Para el viajero actual, resulta sorprendente que Laborde apunte en su libro, cuando abandona Barcelona, que "a menudo uno tiene que esperarse unos cuantos días antes de poder atravesar el río Besòs", que describe como un agradable río que discurre junto a un bosque de chopos. No hace falta decir que esta visión idílica está ahora completamente desfasada, ya que los bosques de chopos de los que habla Laborde han sido sustituidos por una interminable sucesión de naves industriales y de fábricas humeantes que se levantan en medio de un enrevesado nudo de carreteras y autopistas que se cruzan a distintos niveles hasta convertir el río en algo prácticamente invisible. Definitivamente, 200 años no pasan en balde.
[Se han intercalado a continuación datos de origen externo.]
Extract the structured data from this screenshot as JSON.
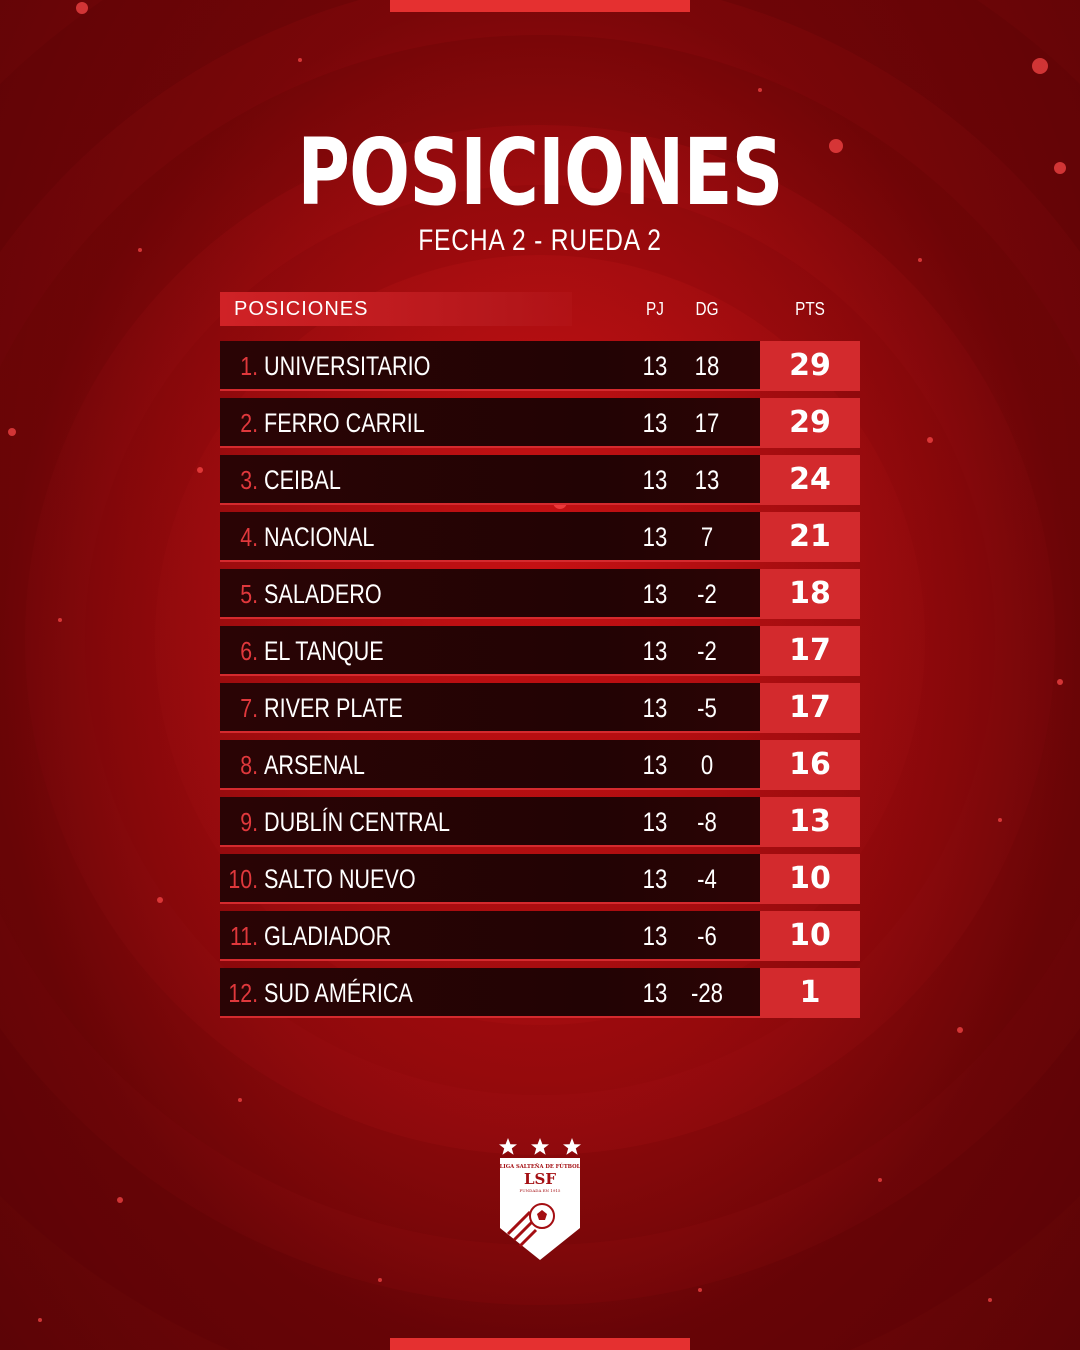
{
  "header": {
    "title": "POSICIONES",
    "subtitle": "FECHA 2 - RUEDA 2"
  },
  "table": {
    "columns": {
      "label": "POSICIONES",
      "pj": "PJ",
      "dg": "DG",
      "pts": "PTS"
    },
    "rows": [
      {
        "pos": "1.",
        "team": "UNIVERSITARIO",
        "pj": "13",
        "dg": "18",
        "pts": "29"
      },
      {
        "pos": "2.",
        "team": "FERRO CARRIL",
        "pj": "13",
        "dg": "17",
        "pts": "29"
      },
      {
        "pos": "3.",
        "team": "CEIBAL",
        "pj": "13",
        "dg": "13",
        "pts": "24"
      },
      {
        "pos": "4.",
        "team": "NACIONAL",
        "pj": "13",
        "dg": "7",
        "pts": "21"
      },
      {
        "pos": "5.",
        "team": "SALADERO",
        "pj": "13",
        "dg": "-2",
        "pts": "18"
      },
      {
        "pos": "6.",
        "team": "EL TANQUE",
        "pj": "13",
        "dg": "-2",
        "pts": "17"
      },
      {
        "pos": "7.",
        "team": "RIVER PLATE",
        "pj": "13",
        "dg": "-5",
        "pts": "17"
      },
      {
        "pos": "8.",
        "team": "ARSENAL",
        "pj": "13",
        "dg": "0",
        "pts": "16"
      },
      {
        "pos": "9.",
        "team": "DUBLÍN CENTRAL",
        "pj": "13",
        "dg": "-8",
        "pts": "13"
      },
      {
        "pos": "10.",
        "team": "SALTO NUEVO",
        "pj": "13",
        "dg": "-4",
        "pts": "10"
      },
      {
        "pos": "11.",
        "team": "GLADIADOR",
        "pj": "13",
        "dg": "-6",
        "pts": "10"
      },
      {
        "pos": "12.",
        "team": "SUD AMÉRICA",
        "pj": "13",
        "dg": "-28",
        "pts": "1"
      }
    ]
  },
  "logo": {
    "icon": "lsf-shield-logo",
    "name": "LIGA SALTEÑA DE FÚTBOL",
    "abbr": "LSF",
    "founded": "FUNDADA EN 1915",
    "stars": 3
  },
  "colors": {
    "accent": "#d32a2d",
    "row_bg": "#220304",
    "position_number": "#e0383c"
  }
}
Del resto de Cataluña, destaca Laborde las cascadas de Sant Miquel del Fai, el Pont del Diable de Martorell, la montaña de Montserrat, el arco de Berà, las ruinas de Olèrdola, el monasterio de Poblet, la montaña de sal de Cardona, la torre de los Escipiones y las ciudades de Tarragona, Manresa, Girona y Lleida. Como puede verse, ni una palabra de las playas que ahora congregan a tantos turistas. El turismo de la época buscaba cosas muy distintas, con una inclinación clara hacia el pasado árabe y romano. Laborde, por ejemplo, vibra con los restos romanos de Tarragona y con el "espectáculo natural" de Sant Miquel del Fai y llega a afirmar que "nada puede compararse al espectáculo de la montaña de sal de Cardona a la salida del sol". "Además de los bonitos perfiles que presenta", añade embelesado, "parece levantarse por encima del río como una montaña de piedras preciosas, o como una unión de colores brillantes, producidos por la refracción de los rayos de sol a través de un prisma".
Las descripciones que hace Laborde de los monasterios de Montserrat y de Poblet son tanto más interesantes porque datan de antes de la destrucción de Montserrat por las tropas de Napoleón y de la desamortización que destruyó buena parte de Poblet. De Montserrat, en concreto, escribe: "Dos veces he hecho este viaje, en estaciones opuestas, con estados de ánimo distintos, y siempre el aspecto de este hermoso lugar me ha dejado en el alma una profunda impresión".
Eran, como puede verse, otros tiempos y otra manera de viajar, más reposada, más apacible. Sin tantas prisas.